This year has been terrible for Sony. With one break-in and a detected exploit last week, following many more over the last month, we’d expect nothing to get worse, but it did: another Sony service got broken into, this time Sony Music Japan, the company’s Japanese music label.
The group, which calls itself "Lulz Security", left a message saying their intention was to simply "embarrass Sony some more", and I bet they managed to. This is the same crew that hacked Fox.com earlier this month and published hundreds of usernames and passwords that belonged to employees.
Sony was in the news last month when PlayStation Network was hacked and sensitive information, including usernames, passwords and credit card details were leaked. The services were brought down, only to be hacked again shortly after.
Last week, Sony’s Thailand website, sony.co.th, was used to store a live phishing website targeting customers of an Italian bank. That came after an exploit was found on some of Sony’s web properties that same week and brought them down until the vulnerability was fixed.

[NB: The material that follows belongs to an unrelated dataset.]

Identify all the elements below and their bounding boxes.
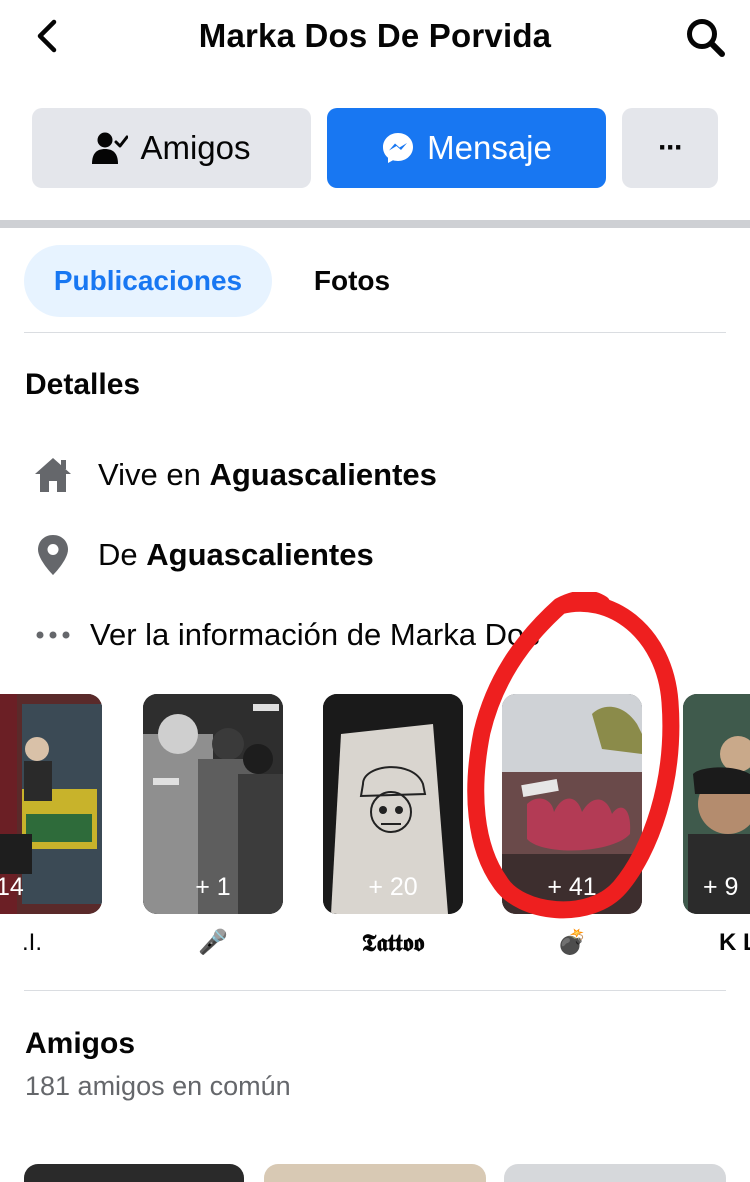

Thankfully, this hack didn’t reveal any sensitive information. Still, it does reveal the poor state of Sony’s online infrastructure, at least as far as security is concerned. Since Sony is such a huge company, it’s often hard to maintain consistency over all properties, but one thing is clearly consistent: a poor security infrastructure, at least in the public’s eye.
Thankfully, unlike what happened with the PlayStation hacks, a music label site isn’t as core to everyday people’s lifestyle as a gaming service, and there was most likely less information stored to begin with, even if any of it had been leaked.
The company has come out multiple times to defend itself, calling this situation unpredictable and unprecedented. The company also tried to apologize to its customers by giving away free downloads and Sony Network Subscriptions.
In Sony’s defense, there might be an organized effort to destroy Sony’s reputation since the original attack took place. That’s the narrative Sony executives are trying to have the public follow, and in some ways it’s plausible. Other websites might have the same or worse exploits, maybe they’re just not being targeted right now. Either way, in 2011, we deserve better from huge web services companies like Sony.
One thing we can say for sure is that Sony will have quite a hard time cleaning up this PR mess, on top of the $171 million it has already lost . Hopefully the attacks will end now.